Cal, what would you say to those who insist that digital social media is necessary to build analog social media? As a pastor, I am constantly advised to post on FB everyday to reach people. I don’t have social media, and I don’t want it, but I sometimes struggle with the tension between the toxic affects of social media and its alleged ability to get people’s attention easily.
Hi Cal,
I just did 3 weeks of no social media (with exceptions to Pinterest for workout exercises and LinkedIn for professional connections). I have to get back on it because of my college job but wanted to share my experience of how amazing it was taking that break. The first couple days I had dreams I went back on social media and thought I broke my streak. I put app blocking measures to stop me from getting on social media which curbed any subconscious habit of trying to get on it when I’m bored. It made me stay off my phone more and I felt happier. It let me get the perspective I needed.

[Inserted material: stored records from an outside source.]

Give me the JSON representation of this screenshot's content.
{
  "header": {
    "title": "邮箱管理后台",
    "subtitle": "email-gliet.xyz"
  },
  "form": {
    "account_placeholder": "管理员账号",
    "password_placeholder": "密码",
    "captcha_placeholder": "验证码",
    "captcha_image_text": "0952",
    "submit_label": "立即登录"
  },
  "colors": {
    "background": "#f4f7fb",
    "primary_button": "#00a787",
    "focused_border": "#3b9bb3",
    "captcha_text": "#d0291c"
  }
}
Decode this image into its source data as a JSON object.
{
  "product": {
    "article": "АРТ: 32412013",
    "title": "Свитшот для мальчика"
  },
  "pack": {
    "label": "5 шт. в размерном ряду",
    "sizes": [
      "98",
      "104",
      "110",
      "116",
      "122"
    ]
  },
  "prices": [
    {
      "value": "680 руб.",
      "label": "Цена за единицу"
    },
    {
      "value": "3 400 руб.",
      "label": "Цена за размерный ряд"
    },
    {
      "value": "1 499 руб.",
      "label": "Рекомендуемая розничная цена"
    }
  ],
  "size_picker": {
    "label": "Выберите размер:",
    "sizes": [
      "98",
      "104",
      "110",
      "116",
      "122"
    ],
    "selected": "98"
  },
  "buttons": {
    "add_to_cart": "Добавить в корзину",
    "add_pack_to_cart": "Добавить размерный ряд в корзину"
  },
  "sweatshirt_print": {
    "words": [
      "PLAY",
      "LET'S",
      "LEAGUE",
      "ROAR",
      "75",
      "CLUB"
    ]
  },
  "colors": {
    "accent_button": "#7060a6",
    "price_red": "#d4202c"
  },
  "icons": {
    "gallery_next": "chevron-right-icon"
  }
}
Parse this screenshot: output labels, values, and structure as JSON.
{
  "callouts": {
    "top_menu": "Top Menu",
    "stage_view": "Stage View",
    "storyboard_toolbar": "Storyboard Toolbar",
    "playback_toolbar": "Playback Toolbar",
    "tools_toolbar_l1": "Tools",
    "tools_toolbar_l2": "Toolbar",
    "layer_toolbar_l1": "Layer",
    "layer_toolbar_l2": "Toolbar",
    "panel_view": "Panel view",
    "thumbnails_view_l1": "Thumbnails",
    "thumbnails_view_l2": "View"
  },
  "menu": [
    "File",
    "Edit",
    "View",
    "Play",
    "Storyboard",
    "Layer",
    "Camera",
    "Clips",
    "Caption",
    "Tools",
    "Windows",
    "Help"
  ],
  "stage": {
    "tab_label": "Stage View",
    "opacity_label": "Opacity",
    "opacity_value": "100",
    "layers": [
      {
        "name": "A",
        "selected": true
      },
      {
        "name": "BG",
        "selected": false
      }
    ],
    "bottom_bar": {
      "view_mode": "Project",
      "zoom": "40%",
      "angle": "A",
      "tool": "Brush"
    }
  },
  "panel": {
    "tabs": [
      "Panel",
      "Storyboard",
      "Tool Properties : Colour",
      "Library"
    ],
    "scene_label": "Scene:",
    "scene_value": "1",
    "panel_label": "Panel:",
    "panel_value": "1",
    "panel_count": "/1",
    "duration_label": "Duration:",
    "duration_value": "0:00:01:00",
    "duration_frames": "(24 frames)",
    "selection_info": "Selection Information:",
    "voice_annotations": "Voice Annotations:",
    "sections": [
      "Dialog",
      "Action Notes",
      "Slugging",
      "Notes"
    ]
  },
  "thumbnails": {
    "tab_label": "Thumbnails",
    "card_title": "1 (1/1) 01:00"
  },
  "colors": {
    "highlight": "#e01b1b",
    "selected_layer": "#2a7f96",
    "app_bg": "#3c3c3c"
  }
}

I got on today and realized how much I really didn’t miss out on. I need to stay on social media again till I graduate (because of my job) but I am happy to report that I am more self-conscious of how I use this tool. I am still going to tease out blocking my personal social media usage the best I can.
Hope this gets to you!
Best,
Karan
Can’t wait for the new book, “Digital Minimalism.”. Read all your books and the blog. Best wishes to you and your family in 2019.
100% true! People first!
Respect Nature
Cal you are a heaven sent. Apropos timing for a dwindling society that is in desperate need of realigning to good old fashioned social values. I look forward to the next books. Thank you from the entire WORLD because you’ve done such a fabulous job at researching and detailing specific data to encourage minds of all types. Keep doing your deep work because you’re on purpose! Thank you!
Awesome article, awesome tips!
I would also add outdoor walks and travel to this list. New experiences and adventures always distract from spending time on the Internet. The main thing is to share all these joys with friends.